An Anadolu Agency team reached the house of the late leader, passing through many checkpoints along the way following the Taliban's takeover of the country.
Nearly 300 families still live in the Taliban heartland of Sengesar village, which is located in the Zhari district, 75 kilometers (over 46 miles) from the urban center of southern Kandahar province.
In Sengesar, there are four important Taliban-related structures, though some of them are little more than ruins, including Mullah Omar's house, the mosque where Omar served as an imam, the madrasah where the Taliban was first established, and the house where one of its prominent leaders, Abdul Ghani Baradar, was born and raised.
Mullah Omar had served as both imam and madrasah teacher in the village.

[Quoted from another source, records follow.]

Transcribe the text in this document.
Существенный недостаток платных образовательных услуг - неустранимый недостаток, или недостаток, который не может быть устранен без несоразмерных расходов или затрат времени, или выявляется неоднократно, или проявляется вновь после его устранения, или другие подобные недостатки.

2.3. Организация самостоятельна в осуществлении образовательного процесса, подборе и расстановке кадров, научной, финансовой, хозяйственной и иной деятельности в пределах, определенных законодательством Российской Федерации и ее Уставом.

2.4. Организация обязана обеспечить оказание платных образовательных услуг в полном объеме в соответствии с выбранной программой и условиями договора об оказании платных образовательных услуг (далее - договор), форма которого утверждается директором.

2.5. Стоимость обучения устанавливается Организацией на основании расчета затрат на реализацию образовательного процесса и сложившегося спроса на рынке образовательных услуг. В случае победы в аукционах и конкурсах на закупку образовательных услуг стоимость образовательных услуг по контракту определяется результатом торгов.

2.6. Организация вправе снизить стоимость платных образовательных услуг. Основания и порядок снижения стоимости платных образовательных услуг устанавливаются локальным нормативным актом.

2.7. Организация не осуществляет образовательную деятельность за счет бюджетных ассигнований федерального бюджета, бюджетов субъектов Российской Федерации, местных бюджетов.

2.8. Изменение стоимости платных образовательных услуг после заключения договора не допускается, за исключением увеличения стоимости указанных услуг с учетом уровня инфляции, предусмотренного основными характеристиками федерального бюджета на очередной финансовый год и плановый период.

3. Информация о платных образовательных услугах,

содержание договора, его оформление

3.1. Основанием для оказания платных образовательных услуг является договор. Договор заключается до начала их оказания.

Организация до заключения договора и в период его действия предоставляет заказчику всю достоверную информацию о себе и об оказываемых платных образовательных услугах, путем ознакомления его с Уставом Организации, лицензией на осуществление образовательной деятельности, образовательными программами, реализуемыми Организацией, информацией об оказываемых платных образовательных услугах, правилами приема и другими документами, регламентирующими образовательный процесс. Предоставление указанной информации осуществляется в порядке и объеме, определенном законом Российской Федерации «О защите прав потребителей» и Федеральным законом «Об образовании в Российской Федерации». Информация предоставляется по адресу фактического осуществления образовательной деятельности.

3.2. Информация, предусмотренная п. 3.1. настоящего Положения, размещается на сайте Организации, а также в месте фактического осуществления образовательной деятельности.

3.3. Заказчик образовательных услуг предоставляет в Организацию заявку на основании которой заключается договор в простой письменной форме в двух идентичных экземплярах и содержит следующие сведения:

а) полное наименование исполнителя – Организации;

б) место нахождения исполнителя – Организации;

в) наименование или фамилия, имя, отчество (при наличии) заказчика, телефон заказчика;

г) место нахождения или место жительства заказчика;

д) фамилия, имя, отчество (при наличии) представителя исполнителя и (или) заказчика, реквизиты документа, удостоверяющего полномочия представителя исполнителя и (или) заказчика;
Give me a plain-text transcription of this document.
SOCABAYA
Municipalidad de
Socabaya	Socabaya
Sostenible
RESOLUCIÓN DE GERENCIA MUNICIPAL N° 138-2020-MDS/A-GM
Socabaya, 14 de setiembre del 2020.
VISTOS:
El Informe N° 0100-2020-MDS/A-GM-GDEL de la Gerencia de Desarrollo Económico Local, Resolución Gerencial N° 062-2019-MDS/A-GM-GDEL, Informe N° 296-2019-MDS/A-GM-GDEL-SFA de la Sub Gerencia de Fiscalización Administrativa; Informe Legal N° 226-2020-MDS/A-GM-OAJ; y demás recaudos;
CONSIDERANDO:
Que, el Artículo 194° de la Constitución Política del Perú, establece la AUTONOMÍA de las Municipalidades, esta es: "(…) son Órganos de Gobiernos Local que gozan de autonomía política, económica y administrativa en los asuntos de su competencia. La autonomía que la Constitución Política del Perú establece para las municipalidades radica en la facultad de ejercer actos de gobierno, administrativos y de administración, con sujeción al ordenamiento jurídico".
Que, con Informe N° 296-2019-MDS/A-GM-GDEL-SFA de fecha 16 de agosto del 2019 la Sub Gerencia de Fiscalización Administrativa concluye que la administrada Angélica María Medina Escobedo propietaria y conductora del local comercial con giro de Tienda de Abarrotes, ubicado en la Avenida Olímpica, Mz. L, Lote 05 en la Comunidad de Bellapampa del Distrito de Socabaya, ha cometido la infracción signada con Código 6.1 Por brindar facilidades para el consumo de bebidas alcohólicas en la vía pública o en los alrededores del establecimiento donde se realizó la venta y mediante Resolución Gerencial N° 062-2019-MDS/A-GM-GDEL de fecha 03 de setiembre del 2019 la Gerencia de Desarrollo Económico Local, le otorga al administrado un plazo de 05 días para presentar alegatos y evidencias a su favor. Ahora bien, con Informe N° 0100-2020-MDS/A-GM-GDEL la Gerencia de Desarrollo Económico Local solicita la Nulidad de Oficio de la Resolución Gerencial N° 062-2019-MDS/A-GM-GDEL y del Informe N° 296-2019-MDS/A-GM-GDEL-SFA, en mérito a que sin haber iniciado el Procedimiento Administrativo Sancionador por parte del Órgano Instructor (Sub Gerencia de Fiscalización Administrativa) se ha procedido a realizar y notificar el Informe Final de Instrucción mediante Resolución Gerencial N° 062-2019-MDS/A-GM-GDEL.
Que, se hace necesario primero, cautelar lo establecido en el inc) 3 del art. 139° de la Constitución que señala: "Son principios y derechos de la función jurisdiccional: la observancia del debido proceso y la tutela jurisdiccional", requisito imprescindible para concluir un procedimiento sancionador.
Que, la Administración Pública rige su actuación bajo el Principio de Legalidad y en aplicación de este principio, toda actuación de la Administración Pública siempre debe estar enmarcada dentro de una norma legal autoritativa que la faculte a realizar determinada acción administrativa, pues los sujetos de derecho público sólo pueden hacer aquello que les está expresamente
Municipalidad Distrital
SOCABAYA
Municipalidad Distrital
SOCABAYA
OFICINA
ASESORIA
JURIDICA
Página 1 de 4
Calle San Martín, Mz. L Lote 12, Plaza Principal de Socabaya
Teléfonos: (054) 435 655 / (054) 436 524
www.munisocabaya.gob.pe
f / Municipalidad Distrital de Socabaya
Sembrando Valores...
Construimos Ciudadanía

Locals in the village told Anadolu Agency how the house of Mullah Omar, who did not surrender Osama Bin Laden to the US after the Sept. 11, 2001 attacks, was destroyed in three separate US air strikes. Today, only a garden wall remains.
Some of the madrasah's walls are still standing after it, too, was destroyed in US attacks. Here, Mullah Omar had held his first meetings with a small number of companions to shape the structure of the group that would become the Taliban.
Adjacent to the mosque was the house where Abdul Ghani Baradar, the deputy prime minister of the current Taliban government, was born.
Members of the Taliban still stand guard in and around the house as a tribute to the memory of Mullah Omar.
Many Taliban members and civilians died in the region during the periods of conflict and bombardment.
Some of Mullah Omar's living companions told Anadolu Agency about the process of the Taliban's emergence.
"When the Taliban was first established, there were only three heavy weapons. I was also involved in the first attack on a school in Maiwand district of Kandahar," Mohammed Hashim Hashemi told Anadolu Agency.
"We carried out the first attack with 100 people against a group that used a school as a military post in Maiwand and we took control of the school," Mavlavi Muhammad Shah Akhund said.
"After this attack, our name started to be heard and even Afghan students studying in Pakistan came to support us. The number of our members reached nearly 500 in a short time," he added.